Blaze a trail and try something new

In January, I came across a remembrance in The New York Times of a pioneering photographer who had died recently. I read with interest about Louise Serpa and how she came to love both photography and rodeo. She was a pioneer in both. I grew up in a rodeo town, and one of my mentors in college was a rodeo photographer, so I have always had an interest in this area. Growing up, I knew a lot of people who were tough and classy like Serpa.

Though I have never been an arena photographer, it is easy to see how it can be both exhilarating and exceptionally dangerous. Other sports photographers may contend with thrown bats or a stumbling running back, but in Serpa’s profession, she had to keep shooting while avoiding bulls, broncs or bucked-off cowboys.
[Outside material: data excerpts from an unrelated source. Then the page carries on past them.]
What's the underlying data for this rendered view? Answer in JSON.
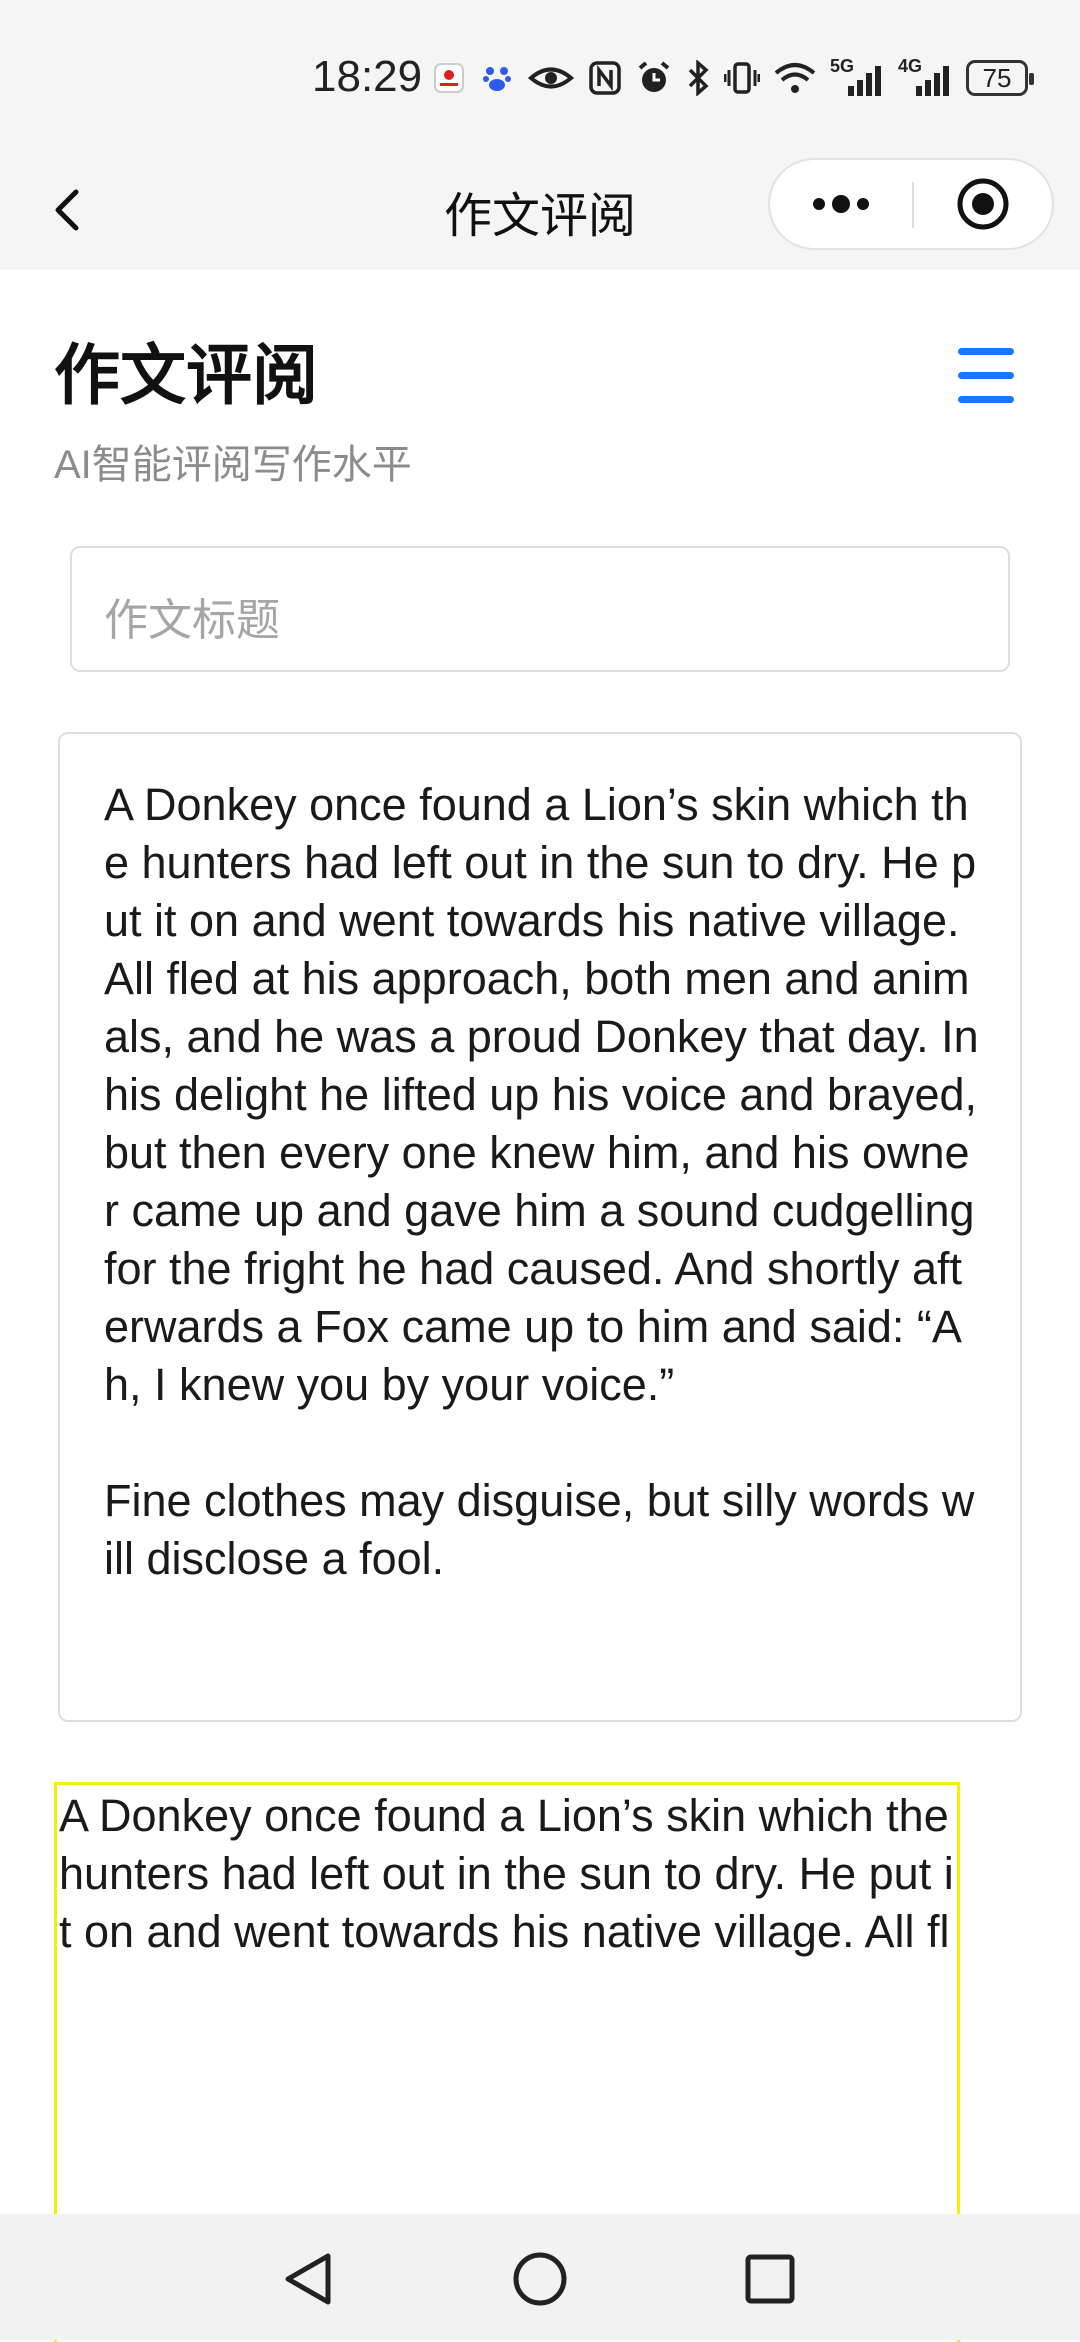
{
  "status_bar": {
    "time": "18:29",
    "icons": [
      "huawei-app-icon",
      "baidu-icon",
      "eye-icon",
      "nfc-icon",
      "alarm-icon",
      "bluetooth-icon",
      "vibrate-icon",
      "wifi-icon",
      "5g-signal-icon",
      "4g-signal-icon"
    ],
    "network_5g": "5G",
    "network_4g": "4G",
    "battery": "75"
  },
  "navbar": {
    "title": "作文评阅",
    "back_icon": "chevron-left-icon",
    "more_icon": "more-dots-icon",
    "close_icon": "target-circle-icon"
  },
  "header": {
    "title": "作文评阅",
    "subtitle": "AI智能评阅写作水平",
    "menu_icon": "hamburger-menu-icon",
    "accent_color": "#1677ff"
  },
  "form": {
    "title_placeholder": "作文标题",
    "essay_text": "A Donkey once found a Lion’s skin which the hunters had left out in the sun to dry. He put it on and went towards his native village. All fled at his approach, both men and animals, and he was a proud Donkey that day. In his delight he lifted up his voice and brayed, but then every one knew him, and his owner came up and gave him a sound cudgelling for the fright he had caused. And shortly afterwards a Fox came up to him and said: “Ah, I knew you by your voice.”\n\nFine clothes may disguise, but silly words will disclose a fool.",
    "preview_text": "A Donkey once found a Lion’s skin which the hunters had left out in the sun to dry. He put it on and went towards his native village. All fl",
    "preview_border_color": "#f2f200"
  },
  "system_nav": {
    "back_icon": "triangle-back-icon",
    "home_icon": "circle-home-icon",
    "recents_icon": "square-recents-icon"
  }
}
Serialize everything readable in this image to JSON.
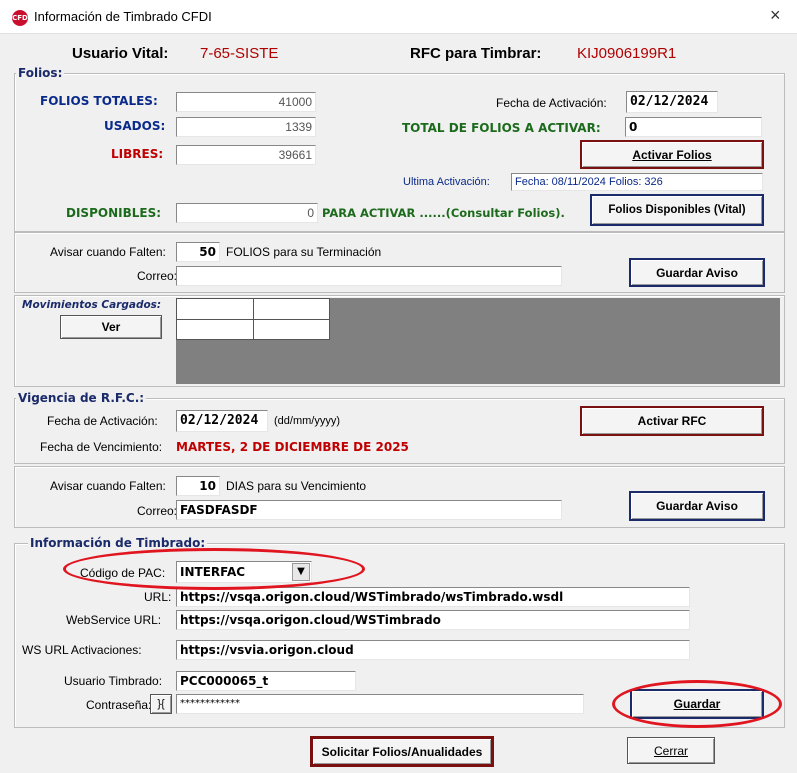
{
  "window": {
    "title": "Información de Timbrado CFDI",
    "icon": "app-logo-icon",
    "close": "×"
  },
  "header": {
    "user_label": "Usuario Vital:",
    "user_value": "7-65-SISTE",
    "rfc_label": "RFC para Timbrar:",
    "rfc_value": "KIJ0906199R1"
  },
  "folios": {
    "legend": "Folios:",
    "totales_label": "FOLIOS TOTALES:",
    "totales_value": "41000",
    "usados_label": "USADOS:",
    "usados_value": "1339",
    "libres_label": "LIBRES:",
    "libres_value": "39661",
    "fecha_act_label": "Fecha de Activación:",
    "fecha_act_value": "02/12/2024",
    "total_activar_label": "TOTAL DE FOLIOS A ACTIVAR:",
    "total_activar_value": "0",
    "activar_btn": "Activar Folios",
    "ultima_label": "Ultima Activación:",
    "ultima_value": "Fecha: 08/11/2024  Folios: 326",
    "disponibles_label": "DISPONIBLES:",
    "disponibles_value": "0",
    "para_activar": "PARA ACTIVAR ......(Consultar Folios).",
    "disponibles_btn": "Folios Disponibles (Vital)"
  },
  "aviso_folios": {
    "label": "Avisar cuando Falten:",
    "value": "50",
    "suffix": "FOLIOS para su Terminación",
    "correo_label": "Correo:",
    "correo_value": "",
    "guardar_btn": "Guardar Aviso"
  },
  "movimientos": {
    "label": "Movimientos Cargados:",
    "ver_btn": "Ver"
  },
  "vigencia": {
    "legend": "Vigencia de R.F.C.:",
    "fecha_act_label": "Fecha de Activación:",
    "fecha_act_value": "02/12/2024",
    "fecha_format": "(dd/mm/yyyy)",
    "fecha_venc_label": "Fecha de Vencimiento:",
    "fecha_venc_value": "MARTES, 2 DE DICIEMBRE DE 2025",
    "activar_btn": "Activar RFC"
  },
  "aviso_rfc": {
    "label": "Avisar cuando Falten:",
    "value": "10",
    "suffix": "DIAS para su Vencimiento",
    "correo_label": "Correo:",
    "correo_value": "FASDFASDF",
    "guardar_btn": "Guardar Aviso"
  },
  "timbrado": {
    "legend": "Información de Timbrado:",
    "pac_label": "Código de PAC:",
    "pac_value": "INTERFAC",
    "url_label": "URL:",
    "url_value": "https://vsqa.origon.cloud/WSTimbrado/wsTimbrado.wsdl",
    "ws_label": "WebService URL:",
    "ws_value": "https://vsqa.origon.cloud/WSTimbrado",
    "wsact_label": "WS URL Activaciones:",
    "wsact_value": "https://vsvia.origon.cloud",
    "usuario_label": "Usuario Timbrado:",
    "usuario_value": "PCC000065_t",
    "pass_label": "Contraseña:",
    "pass_toggle": "}{",
    "pass_value": "************",
    "guardar_btn": "Guardar"
  },
  "footer": {
    "solicitar_btn": "Solicitar Folios/Anualidades",
    "cerrar_btn": "Cerrar"
  },
  "colors": {
    "annotation": "#e0151f",
    "label_blue": "#0a2a8a",
    "label_red": "#b00000",
    "label_green": "#1c6a1c"
  }
}
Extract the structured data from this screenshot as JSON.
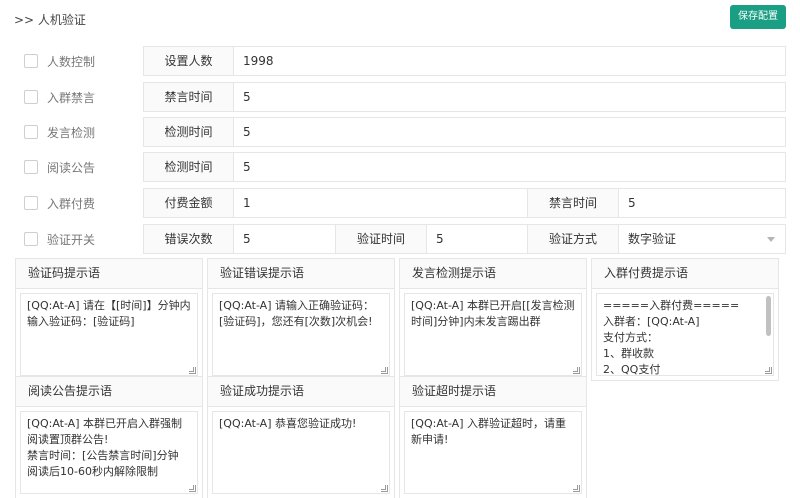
{
  "page": {
    "title": ">> 人机验证",
    "save_label": "保存配置"
  },
  "rows": [
    {
      "toggle": "人数控制",
      "label": "设置人数",
      "value": "1998"
    },
    {
      "toggle": "入群禁言",
      "label": "禁言时间",
      "value": "5"
    },
    {
      "toggle": "发言检测",
      "label": "检测时间",
      "value": "5"
    },
    {
      "toggle": "阅读公告",
      "label": "检测时间",
      "value": "5"
    }
  ],
  "pay_row": {
    "toggle": "入群付费",
    "amount_label": "付费金额",
    "amount_value": "1",
    "mute_label": "禁言时间",
    "mute_value": "5"
  },
  "verify_row": {
    "toggle": "验证开关",
    "errors_label": "错误次数",
    "errors_value": "5",
    "time_label": "验证时间",
    "time_value": "5",
    "method_label": "验证方式",
    "method_value": "数字验证"
  },
  "panels": [
    {
      "header": "验证码提示语",
      "text": "[QQ:At-A] 请在【[时间]】分钟内输入验证码：[验证码]"
    },
    {
      "header": "验证错误提示语",
      "text": "[QQ:At-A] 请输入正确验证码：[验证码]，您还有[次数]次机会!"
    },
    {
      "header": "发言检测提示语",
      "text": "[QQ:At-A] 本群已开启[[发言检测时间]分钟]内未发言踢出群"
    },
    {
      "header": "入群付费提示语",
      "text": "=====入群付费=====\n入群者：[QQ:At-A]\n支付方式：\n1、群收款\n2、QQ支付"
    },
    {
      "header": "阅读公告提示语",
      "text": "[QQ:At-A] 本群已开启入群强制阅读置顶群公告!\n禁言时间：[公告禁言时间]分钟\n阅读后10-60秒内解除限制"
    },
    {
      "header": "验证成功提示语",
      "text": "[QQ:At-A] 恭喜您验证成功!"
    },
    {
      "header": "验证超时提示语",
      "text": "[QQ:At-A] 入群验证超时，请重新申请!"
    }
  ]
}
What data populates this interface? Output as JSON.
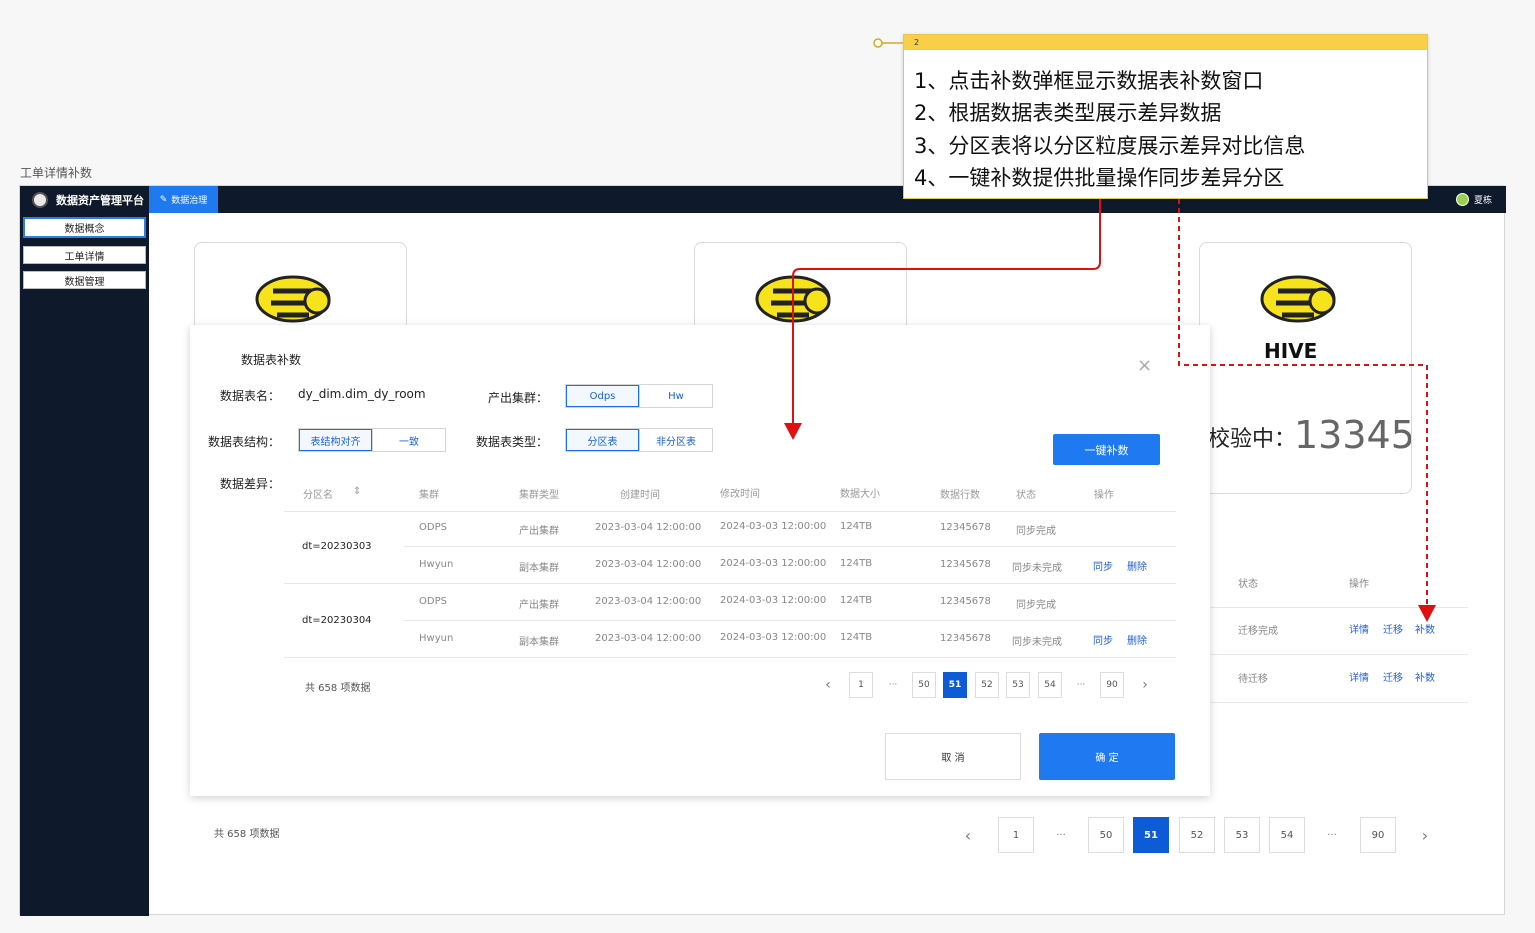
{
  "page_caption": "工单详情补数",
  "app": {
    "brand": "数据资产管理平台",
    "nav_tab": "数据治理",
    "user_name": "夏栋"
  },
  "sidebar": {
    "items": [
      {
        "label": "数据概念"
      },
      {
        "label": "工单详情"
      },
      {
        "label": "数据管理"
      }
    ]
  },
  "card": {
    "label": "校验中：",
    "value": "13345",
    "logo_text": "HIVE"
  },
  "background_table": {
    "headers": {
      "status": "状态",
      "action": "操作"
    },
    "rows": [
      {
        "status": "迁移完成",
        "actions": [
          "详情",
          "迁移",
          "补数"
        ]
      },
      {
        "status": "待迁移",
        "actions": [
          "详情",
          "迁移",
          "补数"
        ]
      }
    ],
    "total": "共 658 项数据",
    "pages": [
      "1",
      "···",
      "50",
      "51",
      "52",
      "53",
      "54",
      "···",
      "90"
    ],
    "current_page": "51"
  },
  "modal": {
    "title": "数据表补数",
    "table_name_label": "数据表名：",
    "table_name_value": "dy_dim.dim_dy_room",
    "cluster_label": "产出集群：",
    "cluster_options": [
      "Odps",
      "Hw"
    ],
    "structure_label": "数据表结构：",
    "structure_options": [
      "表结构对齐",
      "一致"
    ],
    "type_label": "数据表类型：",
    "type_options": [
      "分区表",
      "非分区表"
    ],
    "one_click_button": "一键补数",
    "diff_label": "数据差异：",
    "columns": [
      "分区名",
      "集群",
      "集群类型",
      "创建时间",
      "修改时间",
      "数据大小",
      "数据行数",
      "状态",
      "操作"
    ],
    "groups": [
      {
        "partition": "dt=20230303",
        "rows": [
          {
            "cluster": "ODPS",
            "type": "产出集群",
            "created": "2023-03-04 12:00:00",
            "modified": "2024-03-03 12:00:00",
            "size": "124TB",
            "rows": "12345678",
            "status": "同步完成",
            "actions": []
          },
          {
            "cluster": "Hwyun",
            "type": "副本集群",
            "created": "2023-03-04 12:00:00",
            "modified": "2024-03-03 12:00:00",
            "size": "124TB",
            "rows": "12345678",
            "status": "同步未完成",
            "actions": [
              "同步",
              "删除"
            ]
          }
        ]
      },
      {
        "partition": "dt=20230304",
        "rows": [
          {
            "cluster": "ODPS",
            "type": "产出集群",
            "created": "2023-03-04 12:00:00",
            "modified": "2024-03-03 12:00:00",
            "size": "124TB",
            "rows": "12345678",
            "status": "同步完成",
            "actions": []
          },
          {
            "cluster": "Hwyun",
            "type": "副本集群",
            "created": "2023-03-04 12:00:00",
            "modified": "2024-03-03 12:00:00",
            "size": "124TB",
            "rows": "12345678",
            "status": "同步未完成",
            "actions": [
              "同步",
              "删除"
            ]
          }
        ]
      }
    ],
    "total": "共 658 项数据",
    "pages": [
      "1",
      "···",
      "50",
      "51",
      "52",
      "53",
      "54",
      "···",
      "90"
    ],
    "current_page": "51",
    "cancel_button": "取 消",
    "ok_button": "确 定"
  },
  "annotation": {
    "number": "2",
    "lines": [
      "1、点击补数弹框显示数据表补数窗口",
      "2、根据数据表类型展示差异数据",
      "3、分区表将以分区粒度展示差异对比信息",
      "4、一键补数提供批量操作同步差异分区"
    ],
    "arrow_color": "#e01010",
    "note_color": "#f9cf47"
  },
  "colors": {
    "nav_bg": "#0e1a2b",
    "primary": "#1f7af2",
    "current_page": "#0e5bd7",
    "link": "#1f5fd6"
  }
}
While reading the article, it occurred to me that Serpa was a true traiblazer — the lone woman in a field where men dominated, and she didn’t let that stop her. Serpa become famous — at least in the rodeo world — because she had a passion for arena photography and because she was good at it.

So I wondered whether there are there any trails left to be blazed today. For students working in media today, the answer is apparent. There has never been a more exciting time to be working in media. There have never been more tools for use in creating, more methods to research and gather information, or more platforms on which to tell a story. In short, there’s a wide-open frontier ready to be explored.

The take-aways from the article about Serpa are simple: Motivation, ingenuity, passion and willingness to work hard will get you what you want in life. Be open to exploration. Be curious. Seek solutions. And find a passion.

These aren’t new concepts. They’ve been shared by teachers, graduation speakers and parents for generations. What is new is that there are ways to start doing this in your student media right now. Pursue an ambitious story that needs telling, and show it to your readers. Experiment with new online tools like Tumblr or Storify. Dip your toes in the pond of a new area of digital media, and you’ll discover the water’s not so bad.

Just like Louise Serpa, you might have to dodge some obstacles. You might be the only person like you in a world of people who are different. But, don’t let that stop you. Breathe in the exhilaration. Blend your interests with your assignments. Blaze a new trail.